@selenay
|
Yere eğilmiş küçük tekir bi kediyi seviyordum. "Çok tatlı" diye geçirdim içimden. Etraf sadece kuru çalılık ve ağaçlarla kaplıydı. Nerede olduğumu bilmiyordum ama hiç umrumda da değildi.
Sonra yanımdan bi el uzandı kediyi sevmek için. Kalbimin hızlandığını hissettim ve kafamı kaldırdım Batu'ydu. Güneş hafif kumral saçlarına vurmuş onları iyice parlatmıştı. Hayran bi şekilde ona bakakaldım o ise bana bakmadı sadece kediyi sevmeye devam etti ve bende uyandım.
Rüya görmüştüm ama hissettirdikleri gerçek gibiydi. Istemsiz kalbimi tuttum.
Ben Batu'dan hoşlanıyordum. Çocukluk arkadaşımdan hoşlanıyordum. Napıcaktım peki şimdi?
Yattığım yerden uzanıp telefonu elime aldım ve saate baktım. Saat gece ikiydi. Sabah denizden sonra herkes ani gidişimi sorguya çekmişti bense herkese aynı yalanı söylemiştim evde işim olduğunu. Diğerlerinin inanıp inanmadıklarını bilmiyordum sadece Batu'nun bunu yemiyeceğini iyi biliyordum. Sabaha ayrı olarak onun sorgusuyla uğraşıcaktım muhtemelen. Sıkıntıyla nefes verdim.
Telefonumu ve kulaklığımı çantamın içine attım ve üzerime bi şeyler geçirip sitenin etrafında yürümek için dışarı çıktım.
Evdeki herkes yatmıştı dışarısı da çok sessizdi. Deniz tarafına doğru yavaş yavaş yürümeye başladım bi yandan da kulaklığımı takmak için düğümlerini çözüyordum. Ama duyduğum sesle korkudan donup kaldım. Birisi çığlık atmıştı hayır sanırım bikaç kişi birbirine bağırıyordu. Belli belirsiz bi kadın ve erkek sesi duydum.
Birinin yardıma ihtiyaç duyabileceği fikriyle çantamdaki biber gazını elime alıp seslerin geldiği yöne doğru koşmaya başladım.
Kadının biri yerde öylece duran çocuğun başına eğilmiş ayaktaki başka bi adama bağırıyordu sonra kadın sinirle ayağa dikilip bi şeyler daha söyledi. Söyledikleri adamı kızdırmış olmalı ki kadına vurmak için elini kaldırdı hızla bi koşu aralarına girip elimdeki biber gazını adamın yüzüne sıktım.
Ellerim titriyor kalbim sıkışıyordu nefes alamadığımı hissettim. Sanki konuşmaya çalışsam sesim çıkmayacak gibiydi yinede son bi gayretle bağırdım " Git buradan yoksa polisi ararım!"
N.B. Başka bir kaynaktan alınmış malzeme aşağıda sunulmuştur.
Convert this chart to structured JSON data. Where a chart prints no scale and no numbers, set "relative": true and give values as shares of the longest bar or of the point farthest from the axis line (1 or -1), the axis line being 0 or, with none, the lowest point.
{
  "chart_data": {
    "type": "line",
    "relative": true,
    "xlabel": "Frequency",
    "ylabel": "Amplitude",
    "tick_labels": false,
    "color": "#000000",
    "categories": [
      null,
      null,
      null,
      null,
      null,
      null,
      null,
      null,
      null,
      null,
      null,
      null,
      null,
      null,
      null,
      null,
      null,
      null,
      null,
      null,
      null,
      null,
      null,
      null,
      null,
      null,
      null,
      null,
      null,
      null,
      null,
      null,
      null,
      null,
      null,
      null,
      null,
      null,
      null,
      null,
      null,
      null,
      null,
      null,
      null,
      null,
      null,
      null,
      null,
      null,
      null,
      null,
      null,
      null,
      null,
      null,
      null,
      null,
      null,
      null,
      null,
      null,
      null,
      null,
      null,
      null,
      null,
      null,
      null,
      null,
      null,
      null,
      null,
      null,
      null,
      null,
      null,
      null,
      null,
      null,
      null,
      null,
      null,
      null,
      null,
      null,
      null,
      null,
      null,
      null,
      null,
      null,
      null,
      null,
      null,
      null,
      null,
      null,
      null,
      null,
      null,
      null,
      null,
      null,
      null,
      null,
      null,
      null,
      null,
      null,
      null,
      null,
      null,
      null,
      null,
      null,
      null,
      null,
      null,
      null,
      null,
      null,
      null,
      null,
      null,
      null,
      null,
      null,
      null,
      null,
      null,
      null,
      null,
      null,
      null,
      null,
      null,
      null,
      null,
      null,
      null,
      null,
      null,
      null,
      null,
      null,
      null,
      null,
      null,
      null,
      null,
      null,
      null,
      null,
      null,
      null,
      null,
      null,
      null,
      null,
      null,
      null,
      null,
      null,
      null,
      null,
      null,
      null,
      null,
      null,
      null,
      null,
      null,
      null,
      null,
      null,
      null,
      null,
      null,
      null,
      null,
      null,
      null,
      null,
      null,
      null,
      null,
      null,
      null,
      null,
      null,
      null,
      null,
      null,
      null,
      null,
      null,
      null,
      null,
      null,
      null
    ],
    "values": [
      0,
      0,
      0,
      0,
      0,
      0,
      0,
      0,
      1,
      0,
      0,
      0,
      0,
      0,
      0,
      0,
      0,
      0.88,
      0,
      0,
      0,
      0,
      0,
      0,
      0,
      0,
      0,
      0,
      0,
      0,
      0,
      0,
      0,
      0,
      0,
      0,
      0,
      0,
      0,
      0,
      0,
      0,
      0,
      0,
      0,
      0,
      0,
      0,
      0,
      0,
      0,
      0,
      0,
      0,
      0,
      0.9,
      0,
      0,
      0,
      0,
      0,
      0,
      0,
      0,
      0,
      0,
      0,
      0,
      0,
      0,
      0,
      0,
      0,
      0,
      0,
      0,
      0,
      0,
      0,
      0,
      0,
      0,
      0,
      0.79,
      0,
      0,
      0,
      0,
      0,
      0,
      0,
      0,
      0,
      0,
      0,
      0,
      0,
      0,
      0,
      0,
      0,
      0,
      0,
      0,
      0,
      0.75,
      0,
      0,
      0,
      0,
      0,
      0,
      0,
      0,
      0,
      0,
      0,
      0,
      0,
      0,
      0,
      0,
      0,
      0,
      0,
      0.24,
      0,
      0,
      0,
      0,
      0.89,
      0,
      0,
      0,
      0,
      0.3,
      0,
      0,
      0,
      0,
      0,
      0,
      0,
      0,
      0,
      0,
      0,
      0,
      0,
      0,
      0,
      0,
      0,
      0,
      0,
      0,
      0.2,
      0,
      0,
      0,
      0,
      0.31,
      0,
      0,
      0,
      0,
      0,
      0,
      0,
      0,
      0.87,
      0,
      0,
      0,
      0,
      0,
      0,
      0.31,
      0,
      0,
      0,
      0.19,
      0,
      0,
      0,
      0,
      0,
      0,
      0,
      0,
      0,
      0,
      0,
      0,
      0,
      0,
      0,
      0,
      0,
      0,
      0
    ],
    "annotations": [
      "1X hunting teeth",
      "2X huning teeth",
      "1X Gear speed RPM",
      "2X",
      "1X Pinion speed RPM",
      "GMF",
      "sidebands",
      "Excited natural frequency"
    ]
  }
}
Kadın hala yerdeki çocuğun başında ağlıyordu. Acı içinde gözlerini ovalayan adama daha büyük bi nefretle bağırdım "Defol!" o da bu işin burada bitmediğine dair bi şeyler söyleyip gitti.
Adam gider gitmez yerde yatan kişiye eğildim ve kim olduğunu görmemle daha çok telaşlandım. Bu Furkan'dı. Yüzü kan içinde kalmıştı. Kadın oğlum diye ağlıyordu annesiydi demek. Onun da aynı şekilde yüzünde darp izleri vardı.
"Hastaneyi arıyorum" dedim panikle ellerim titreye titreye telefonumu çıkardım ama kadın beni durdurunca şaşkınlıkla ona baktım.
"Hayır lütfen bi şey yapmayın." Sinirden gözlerimin dolduğunu hissettim "Oğlunuz" dedim öfkeyle "Oğlunuz iyi değil yaralarına bakılması lazım ve siz bana hastaneyi aramamamı mı söylüyorsunuz?"
"Ben iyiyim" diye Furkan'dan boğuk bi ses duyuldu. Yüzünü buruşturarak yattığı yerde dikildi canı yanıyor olmalıydı. Annesi daha fazla ağlamaya başladı ve Furkan'a sarıldı. O ise bana bakıyordu yüzünde utancı gördüm belki de endişeyi bilmiyorum. Yüzündeki bu duygular onu bu halde gördüğüm için miydi?
Annesini sakinleştirmek için bi kaç kelime mırıldandı ve birlikte eve girdiler. Bense karanlık yolun ortasında öylece tuşlanmış ama aranmamış acil çağrı numarasıyla bi başıma kaldım.